Bradwardine's theory of predestination reads a little like "Caliban on Setebos," a poem by Browning I just read for another class. They both depict a god that picks and chooses out of caprice, boredom, and spite, not from a supernatural supply of love. Some of the god's subjects can go unharmed and even blessed while others go broken and smashed, for absolutely no reason at all except that the deity can, and his might makes it useless (and dangerous) to question his actions. Why should a God who loves all his creation make it impossible for some of that creation to have a paradisiacal eternity?

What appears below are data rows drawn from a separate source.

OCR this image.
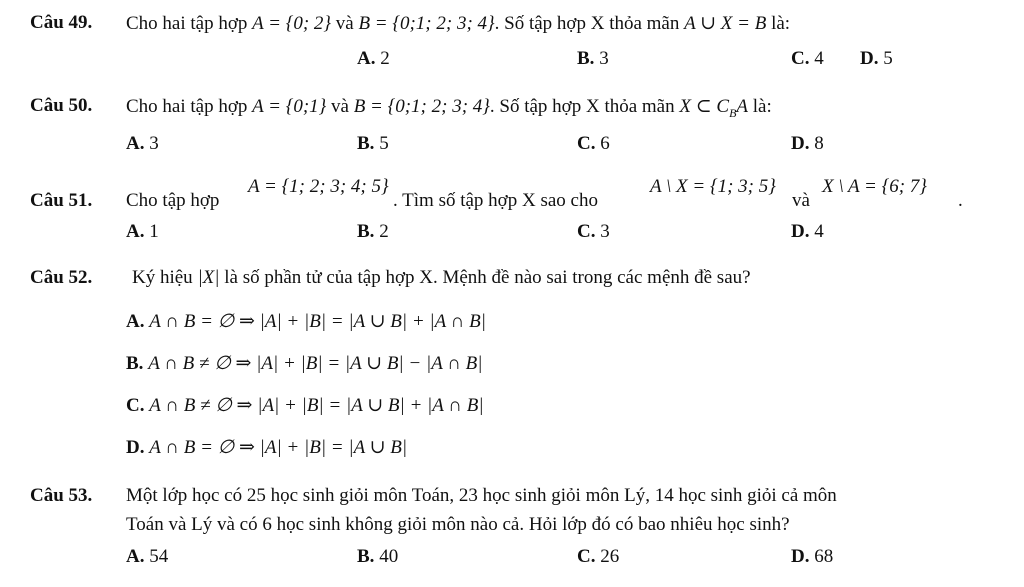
Câu 49. Cho hai tập hợp A = {0; 2} và B = {0;1; 2; 3; 4}. Số tập hợp X thỏa mãn A ∪ X = B là:
A. 2	B. 3	C. 4 D. 5
Câu 50. Cho hai tập hợp A = {0;1} và B = {0;1; 2; 3; 4}. Số tập hợp X thỏa mãn X ⊂ $C_BA$ là:
A. 3	B. 5	C. 6	D. 8
Câu 51. Cho tập hợp
A = {1; 2; 3; 4; 5}
. Tìm số tập hợp X sao cho
A \ X = {1; 3; 5}
và
X \ A = {6; 7}
.
A. 1	B. 2	C. 3	D. 4
Câu 52. Ký hiệu |X| là số phần tử của tập hợp X. Mệnh đề nào sai trong các mệnh đề sau?
A. A ∩ B = ∅ ⇒ |A| + |B| = |A ∪ B| + |A ∩ B|
B. A ∩ B ≠ ∅ ⇒ |A| + |B| = |A ∪ B| − |A ∩ B|
C. A ∩ B ≠ ∅ ⇒ |A| + |B| = |A ∪ B| + |A ∩ B|
D. A ∩ B = ∅ ⇒ |A| + |B| = |A ∪ B|
Câu 53. Một lớp học có 25 học sinh giỏi môn Toán, 23 học sinh giỏi môn Lý, 14 học sinh giỏi cả môn
Toán và Lý và có 6 học sinh không giỏi môn nào cả. Hỏi lớp đó có bao nhiêu học sinh?
A. 54	B. 40	C. 26	D. 68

Though the entire thing was fairly horrible, it continued to get worse until the last page read something like a nightmare, a few degrees worse than "Sinners in the Hands of an Angry God." The idea that God would irrevocably condemn so many of his own beings just to make the elect's time on earth more holy is appalling. The elect are already destined for heaven, and nothing, apparently, can change that - why on earth would God eternally doom their "reprobate" counterparts just to teach a few earthly lessons?
I feel a little nauseated. This idea is not the kind of Christianity I want to be a part of.